Four Points on Respectful Disagreements

I was listening to the radio show Being on NPR (transcript of the show is available at the link) on Sunday and they had an interview with a woman named Frances Kissling. Kissling was raised catholic and was even a nun when she was young but eventually had to reconcile her catholic faith with her pro-choice stance. On the program, she discussed her life and career straddling the catholic world and the pro-choice world.

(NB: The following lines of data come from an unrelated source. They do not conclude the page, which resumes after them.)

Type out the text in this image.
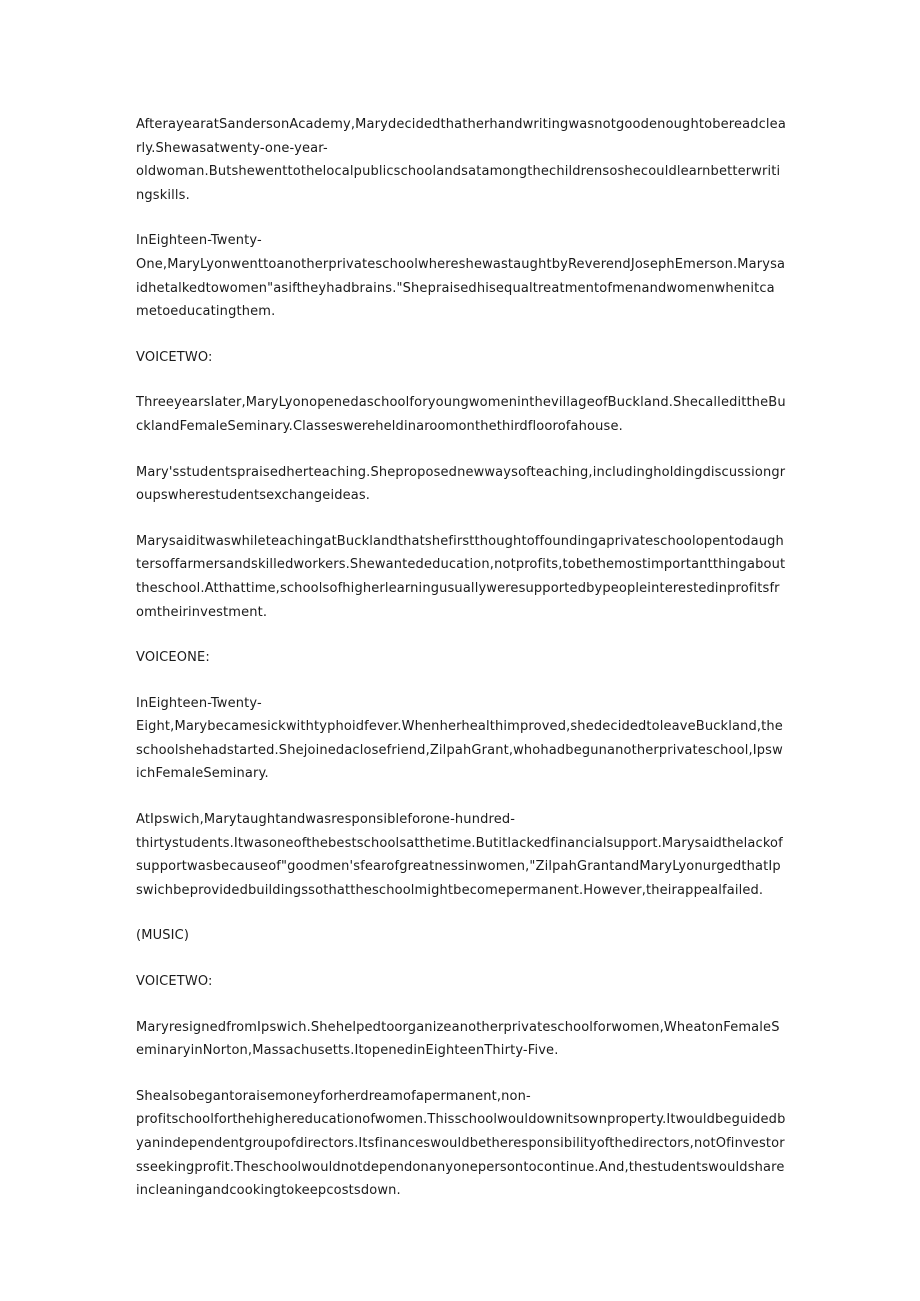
AfterayearatSandersonAcademy,Marydecidedthatherhandwritingwasnotgoodenoughtobereadclearly.Shewasatwenty-one-year-
oldwoman.Butshewenttothelocalpublicschoolandsatamongthechildrensoshecouldlearnbetterwritingskills.

InEighteen-Twenty-
One,MaryLyonwenttoanotherprivateschoolwhereshewastaughtbyReverendJosephEmerson.Marysaidhetalkedtowomen"asiftheyhadbrains."Shepraisedhisequaltreatmentofmenandwomenwhenitcametoeducatingthem.

VOICETWO:

ThreeyearsIater,MaryLyonopenedaschoolforyoungwomeninthevillageofBuckland.ShecalledittheBucklandFemaleSeminary.Classeswereheldinaroomonthethirdfloorofahouse.

Mary'sstudentspraisedherteaching.Sheproposednewwaysofteaching,includingholdingdiscussiongroupswherestudentsexchangeideas.

MarysaiditwaswhileteachingatBucklandthatshefirstthoughtoffoundingaprivateschoolopentodaughtersoffarmersandskilledworkers.Shewantededucation,notprofits,tobethemostimportantthingabouttheschool.Atthattime,schoolsofhigherlearningusuallyweresupportedbypeopleinterestedinprofitsfromtheirinvestment.

VOICEONE:

InEighteen-Twenty-
Eight,Marybecamesickwithtyphoidfever.Whenherhealthimproved,shedecidedtoleaveBuckland,theschoolshehadstarted.Shejoinedaclosefriend,ZilpahGrant,whohadbegunanotherprivateschool,IpswichFemaleSeminary.

AtIpswich,Marytaughtandwasresponsibleforone-hundred-
thirtystudents.Itwasoneofthebestschoolsatthetime.Butitlackedfinancialsupport.Marysaidthelackofsupportwasbecauseof"goodmen'sfearofgreatnessinwomen,"ZilpahGrantandMaryLyonurgedthatIpswichbeprovidedbuildingssothattheschoolmightbecomepermanent.However,theirappealfailed.

(MUSIC)

VOICETWO:

MaryresignedfromIpswich.Shehelpedtoorganizeanotherprivateschoolforwomen,WheatonFemaleSeminaryinNorton,Massachusetts.ItopenedinEighteenThirty-Five.

Shealsobegantoraisemoneyforherdreamofapermanent,non-
profitschoolforthehighereducationofwomen.Thisschoolwouldownitsownproperty.Itwouldbeguidedbyanindependentgroupofdirectors.Itsfinanceswouldbetheresponsibilityofthedirectors,notOfinvestorsseekingprofit.Theschoolwouldnotdependonanyonepersontocontinue.And,thestudentswouldshareincleaningandcookingtokeepcostsdown.
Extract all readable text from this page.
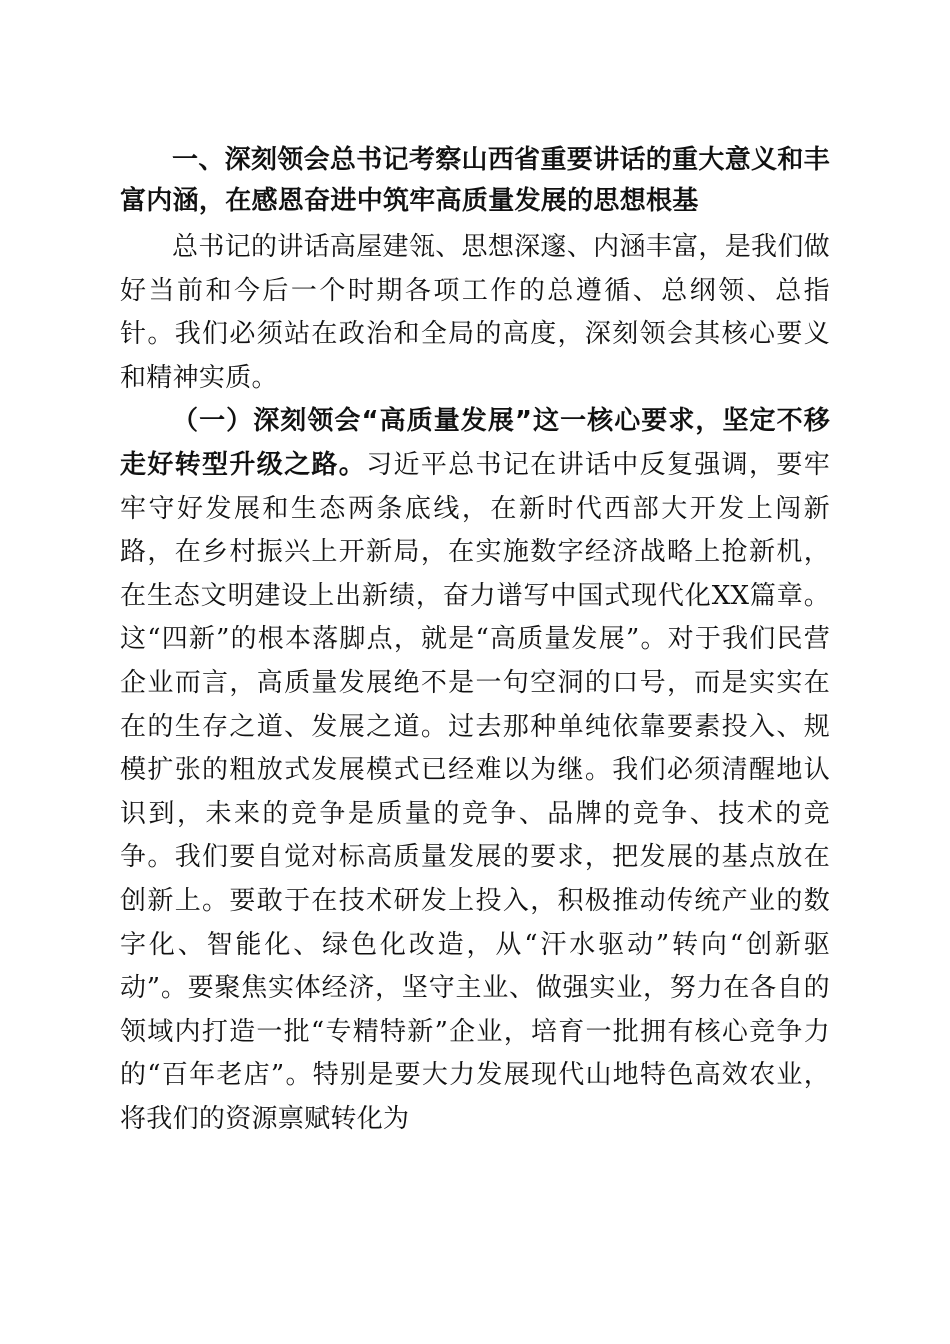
一、深刻领会总书记考察山西省重要讲话的重大意义和丰富内涵，在感恩奋进中筑牢高质量发展的思想根基

总书记的讲话高屋建瓴、思想深邃、内涵丰富，是我们做好当前和今后一个时期各项工作的总遵循、总纲领、总指针。我们必须站在政治和全局的高度，深刻领会其核心要义和精神实质。

（一）深刻领会“高质量发展”这一核心要求，坚定不移走好转型升级之路。习近平总书记在讲话中反复强调，要牢牢守好发展和生态两条底线，在新时代西部大开发上闯新路，在乡村振兴上开新局，在实施数字经济战略上抢新机，在生态文明建设上出新绩，奋力谱写中国式现代化XX篇章。这“四新”的根本落脚点，就是“高质量发展”。对于我们民营企业而言，高质量发展绝不是一句空洞的口号，而是实实在在的生存之道、发展之道。过去那种单纯依靠要素投入、规模扩张的粗放式发展模式已经难以为继。我们必须清醒地认识到，未来的竞争是质量的竞争、品牌的竞争、技术的竞争。我们要自觉对标高质量发展的要求，把发展的基点放在创新上。要敢于在技术研发上投入，积极推动传统产业的数字化、智能化、绿色化改造，从“汗水驱动”转向“创新驱动”。要聚焦实体经济，坚守主业、做强实业，努力在各自的领域内打造一批“专精特新”企业，培育一批拥有核心竞争力的“百年老店”。特别是要大力发展现代山地特色高效农业，将我们的资源禀赋转化为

This is not a blog about abortion or religion but I was struck that so much of Kissling’s career was dominated by trying to be a bridge between groups of people who often disagree strongly with each other on this particular topic. Several themes rose to the surface that could serve well for discussing a wide variety of heated or controversial topics:

  1. Approach every discussion with the knowledge that there is good on the other side: this first tenet is really the crux of Kissling’s approach. She said that she has always avoided falling into the trap that her own view is the only moral way to look at the issue.
  2. Acknowledge that there is a problem: in other words, acknowledge that the fact that your side and the other side don’t agree is problematic for everybody.
  3. Make yourself vulnerable to the other side: acknowledge the problems you have with your own side’s arguments and the strong points of the other side.
  4. Don’t be afraid to be unpopular with your own side: Kissling acknowledges that preaching to the choir does not get you anywhere. In order to make headway with your opinion, you need to convince people on the margins. In order to appeal to those people, you will need to try a different tack than the purest hardliners in your group.